Can you calculate the standard Deviation from this data???

[Tin_Whisker]

I have a set of weights of cases of apples. Each case contains 6 apples. the weights I have are net weights so only the weight of the apples is counted. I would like to estimate the st. deviation of the apples.

Calculating the st. dev. of the cases is easy, but that is not what I am after. Since it is the variance in individual apple weights that comprise the variance in the case weights, there should be a way to calc this assuming the apple weights are normally distributed in the cases. I know engineers use a sum of squares approach for relating tolerances on interacting dimensions, which seems related but I can not gronk how to turn that into what i need.

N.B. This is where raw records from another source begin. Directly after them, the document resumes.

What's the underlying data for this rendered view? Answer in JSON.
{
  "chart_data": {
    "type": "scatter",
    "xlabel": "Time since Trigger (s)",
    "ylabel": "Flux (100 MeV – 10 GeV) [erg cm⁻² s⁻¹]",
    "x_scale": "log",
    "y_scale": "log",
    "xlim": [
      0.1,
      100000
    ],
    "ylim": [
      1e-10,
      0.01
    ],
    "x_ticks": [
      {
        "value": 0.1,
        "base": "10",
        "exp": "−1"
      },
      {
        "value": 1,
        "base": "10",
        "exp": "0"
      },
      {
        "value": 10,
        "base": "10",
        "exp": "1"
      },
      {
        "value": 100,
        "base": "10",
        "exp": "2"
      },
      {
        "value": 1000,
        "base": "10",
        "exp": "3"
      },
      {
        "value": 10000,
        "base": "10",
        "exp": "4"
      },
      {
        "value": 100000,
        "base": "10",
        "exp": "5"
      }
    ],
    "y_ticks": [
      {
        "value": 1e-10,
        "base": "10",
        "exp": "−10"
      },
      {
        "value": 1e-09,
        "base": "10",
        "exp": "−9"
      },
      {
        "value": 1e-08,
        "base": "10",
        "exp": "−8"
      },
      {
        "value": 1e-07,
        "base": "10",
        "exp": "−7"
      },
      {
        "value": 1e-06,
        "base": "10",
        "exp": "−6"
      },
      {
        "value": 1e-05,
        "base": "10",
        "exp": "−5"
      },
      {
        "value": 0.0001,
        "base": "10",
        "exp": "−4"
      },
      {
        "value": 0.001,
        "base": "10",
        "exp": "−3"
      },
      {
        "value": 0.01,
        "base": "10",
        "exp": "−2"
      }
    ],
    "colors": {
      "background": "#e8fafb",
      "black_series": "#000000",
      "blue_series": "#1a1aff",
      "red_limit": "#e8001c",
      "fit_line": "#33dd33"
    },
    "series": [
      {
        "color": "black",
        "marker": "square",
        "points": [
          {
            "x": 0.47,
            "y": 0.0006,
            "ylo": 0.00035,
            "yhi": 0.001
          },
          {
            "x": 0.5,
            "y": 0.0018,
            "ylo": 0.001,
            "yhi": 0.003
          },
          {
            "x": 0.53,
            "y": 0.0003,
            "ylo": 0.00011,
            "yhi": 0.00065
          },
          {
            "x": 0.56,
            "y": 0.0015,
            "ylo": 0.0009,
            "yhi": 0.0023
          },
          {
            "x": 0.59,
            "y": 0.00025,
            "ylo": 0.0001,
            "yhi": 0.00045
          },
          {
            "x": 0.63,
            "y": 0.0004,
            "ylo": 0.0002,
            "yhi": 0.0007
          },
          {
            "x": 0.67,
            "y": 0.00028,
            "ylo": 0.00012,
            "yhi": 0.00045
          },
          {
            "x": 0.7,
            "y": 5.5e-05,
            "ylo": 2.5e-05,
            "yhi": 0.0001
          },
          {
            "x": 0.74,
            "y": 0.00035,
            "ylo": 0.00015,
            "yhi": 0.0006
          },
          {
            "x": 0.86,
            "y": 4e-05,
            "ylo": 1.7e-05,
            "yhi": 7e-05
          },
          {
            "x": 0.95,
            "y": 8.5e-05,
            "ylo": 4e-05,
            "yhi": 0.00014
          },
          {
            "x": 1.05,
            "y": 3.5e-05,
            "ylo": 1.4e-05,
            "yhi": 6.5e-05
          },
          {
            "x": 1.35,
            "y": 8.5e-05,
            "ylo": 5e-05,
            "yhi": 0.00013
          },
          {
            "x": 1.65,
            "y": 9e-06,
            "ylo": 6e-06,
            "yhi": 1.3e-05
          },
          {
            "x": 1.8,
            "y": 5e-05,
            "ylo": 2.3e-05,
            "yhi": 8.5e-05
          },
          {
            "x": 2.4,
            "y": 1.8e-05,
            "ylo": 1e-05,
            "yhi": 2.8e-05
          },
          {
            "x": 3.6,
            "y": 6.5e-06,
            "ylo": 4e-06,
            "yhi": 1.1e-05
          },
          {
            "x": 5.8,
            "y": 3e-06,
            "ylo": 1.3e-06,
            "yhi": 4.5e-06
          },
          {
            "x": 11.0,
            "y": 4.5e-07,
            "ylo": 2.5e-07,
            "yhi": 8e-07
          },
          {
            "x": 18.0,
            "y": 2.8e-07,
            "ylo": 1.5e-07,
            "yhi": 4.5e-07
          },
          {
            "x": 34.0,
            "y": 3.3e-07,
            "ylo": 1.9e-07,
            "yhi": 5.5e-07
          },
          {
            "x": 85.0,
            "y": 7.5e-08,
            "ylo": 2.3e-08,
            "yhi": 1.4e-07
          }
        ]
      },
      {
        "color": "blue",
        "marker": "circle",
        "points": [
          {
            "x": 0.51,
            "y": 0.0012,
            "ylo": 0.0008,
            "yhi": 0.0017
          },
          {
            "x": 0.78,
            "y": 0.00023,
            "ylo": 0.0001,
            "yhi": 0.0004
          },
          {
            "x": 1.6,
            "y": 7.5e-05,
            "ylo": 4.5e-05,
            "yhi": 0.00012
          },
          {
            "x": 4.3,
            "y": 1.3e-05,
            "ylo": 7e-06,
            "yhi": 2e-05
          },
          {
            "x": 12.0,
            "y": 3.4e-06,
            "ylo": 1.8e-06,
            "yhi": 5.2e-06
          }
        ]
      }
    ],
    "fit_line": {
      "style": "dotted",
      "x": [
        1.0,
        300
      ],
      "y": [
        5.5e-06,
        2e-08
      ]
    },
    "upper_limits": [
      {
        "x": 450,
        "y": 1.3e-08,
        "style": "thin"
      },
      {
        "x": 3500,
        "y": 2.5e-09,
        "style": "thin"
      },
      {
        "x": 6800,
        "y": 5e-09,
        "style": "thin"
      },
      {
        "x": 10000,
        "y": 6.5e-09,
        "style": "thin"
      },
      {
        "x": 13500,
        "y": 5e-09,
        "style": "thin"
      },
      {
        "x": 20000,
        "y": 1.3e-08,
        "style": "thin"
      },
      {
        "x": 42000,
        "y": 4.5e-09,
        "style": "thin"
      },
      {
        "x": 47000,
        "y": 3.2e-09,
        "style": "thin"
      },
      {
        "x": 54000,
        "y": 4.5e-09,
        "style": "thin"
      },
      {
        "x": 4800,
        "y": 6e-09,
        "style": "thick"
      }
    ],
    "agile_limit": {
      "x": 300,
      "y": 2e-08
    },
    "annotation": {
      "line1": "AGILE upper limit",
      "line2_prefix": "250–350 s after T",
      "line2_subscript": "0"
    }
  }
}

Here are the case weights in lb. for reference:

1.86
1.89
1.87
1.88
1.91
1.87
1.91
1.89
1.93
1.90
1.91
1.90
1.89
1.89
1.89
1.89
1.90
1.89
1.87
1.88
1.87
1.87
1.85
1.87
1.87
1.88
1.89
1.87
1.88
1.88
1.88
1.88
1.89
1.90
1.91
1.89
1.87
1.88
1.90
1.90
1.92
1.87
1.88
1.89
1.90
1.87
1.87
1.86
1.87
1.89
1.88
1.88
1.89
1.88
1.90
1.89
1.92
1.91
1.90
1.89
1.88
1.90
1.90
1.89
1.89
1.88
1.88
1.88
1.88
1.87
1.87
1.86
1.88
1.88
1.92
1.88
1.89
1.87
1.88
1.92
1.91
1.89
1.90
1.88
1.89
1.88
1.89
1.88
1.89
1.86
1.88
1.88
1.86
1.87
1.86
1.86

 

[Tin_Whisker]

Surely there is someone out there that can help me with this.

 

[Ishuda]

Surely there is someone out there that can help me with this.

Strange, I thought I had answered this. The answer has to do with the Central Limit Theorem which basically says that if you take N sets of M random samples from an underlying population then, as N and M become large, the means (arithmetic averages) of those sets will approach a normal distribution with a mean of the underlying distribution and a variance of the underlying distribution divided by M.

Practically, this means that if you take the average weight of the apples in each of your crates, x_j, and average those together you will have a number 'close to' the actual average weight, \(\displaystyle \mu\), of the apples. If you also compute the variance [average of the squared difference x_j-\(\displaystyle \mu\)] and multiply by 6, you will have a number 'close to' the variance of the underlying population.

Oh, almost forgot, you might want to look at
https://www.khanacademy.org/math/pr...sampling_distribution/v/central-limit-theorem

 

[Tin_Whisker]

I actually understand (most of) that and it not only makes sense I think I can use it to solve this. Thanks!